Investigating the role of `yeah' in stance-dense conversation

Valerie Freeman, Gina-Anne Levow, Richard Wright, Mari Ostendorf

This study investigates characteristics of stance-related discourse function, stance strength, and polarity in uses of the word `yeah.' In an annotated corpus of 20 talker dyads engaged in collaborative tasks, over 2300 `yeahs' fall into six common stance-act categories. While agreement, usually with weak, positive stance, accounts for about three-quarters of the instances, opinion-offering, convincing, reluctance to accept an idea, backchannels, and no-stance represent other common stance-related uses. We assess combinations of acoustic-prosodic characteristics (duration, intensity, pitch) to identify those which differentiate these stance categories for `yeah' and to determine how they relate to levels of stance strength and polarity.

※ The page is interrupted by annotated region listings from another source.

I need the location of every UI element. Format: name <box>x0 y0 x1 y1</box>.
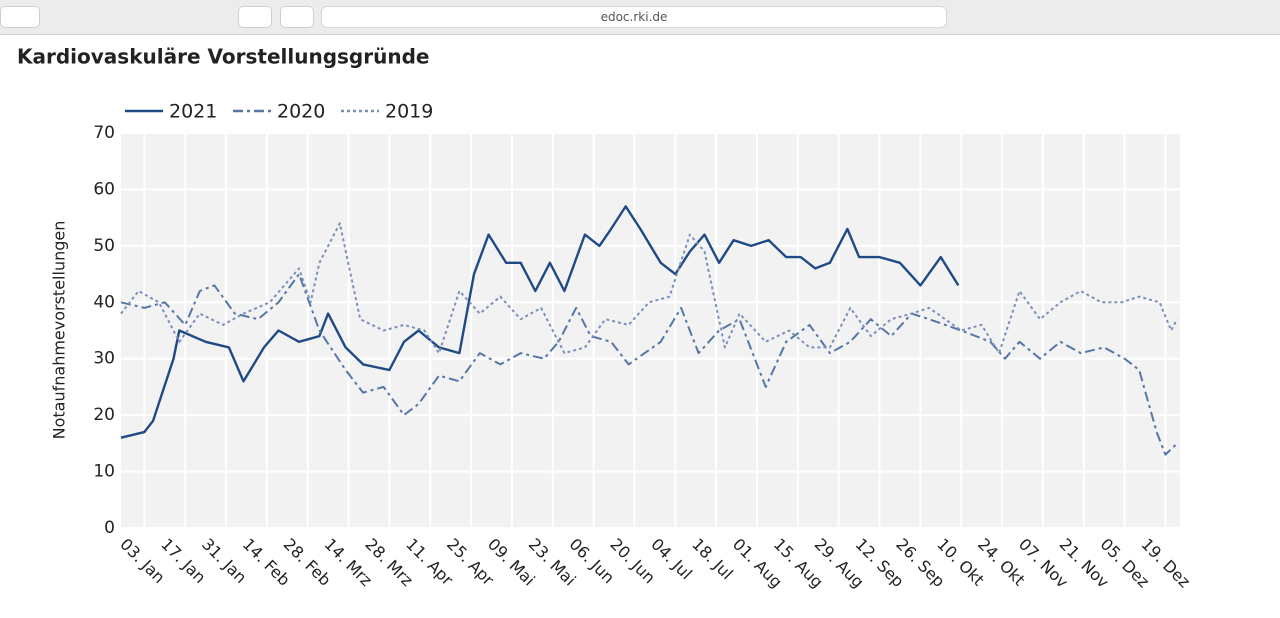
address-bar[interactable]: edoc.rki.de <box>321 6 947 28</box>
series-line <box>120 273 1178 456</box>
extension-button[interactable] <box>238 6 272 28</box>
privacy-button[interactable] <box>280 6 314 28</box>
y-tick-label: 20 <box>93 405 115 425</box>
legend-label: 2021 <box>169 101 217 123</box>
legend-item: 2021 <box>125 101 217 123</box>
plot-background <box>121 133 1180 528</box>
x-tick-label: 31. Jan <box>198 535 250 587</box>
y-tick-label: 0 <box>104 518 115 538</box>
legend-item: 2020 <box>233 101 325 123</box>
legend-item: 2019 <box>341 101 433 123</box>
y-tick-label: 40 <box>93 292 115 312</box>
sidebar-button[interactable] <box>0 6 40 28</box>
x-tick-label: 20. Jun <box>606 535 659 588</box>
url-text: edoc.rki.de <box>600 10 668 24</box>
x-tick-label: 18. Jul <box>688 535 737 584</box>
y-axis-title: Notaufnahmevorstellungen <box>50 221 69 440</box>
series-line <box>120 205 960 439</box>
browser-toolbar: edoc.rki.de <box>0 0 1280 35</box>
chart-title: Kardiovaskuläre Vorstellungsgründe <box>17 45 429 69</box>
x-tick-label: 17. Jan <box>157 535 209 587</box>
y-tick-label: 60 <box>93 179 115 199</box>
y-tick-label: 10 <box>93 462 115 482</box>
legend-label: 2020 <box>277 101 325 123</box>
chart: Kardiovaskuläre Vorstellungsgründe Notau… <box>17 45 1194 592</box>
y-tick-label: 70 <box>93 123 115 143</box>
y-tick-label: 50 <box>93 236 115 256</box>
legend-label: 2019 <box>385 101 433 123</box>
y-tick-label: 30 <box>93 349 115 369</box>
series-line <box>120 222 1178 355</box>
x-tick-label: 03. Jan <box>116 535 168 587</box>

Differences in vowel duration and intensity help to differentiate these fine-grained functions of `yeah.' Within the larger agreement category, we can further assess the effects of stance strength and polarity, finding that positive polarity is signaled by higher pitch, lower intensity, and longer vowel duration, while greater stance strength shows higher pitch and intensity. Finally, a small set of negative `yeahs' is examined for more specific stance functions which may be distinguishable by differing pitch and intensity contours.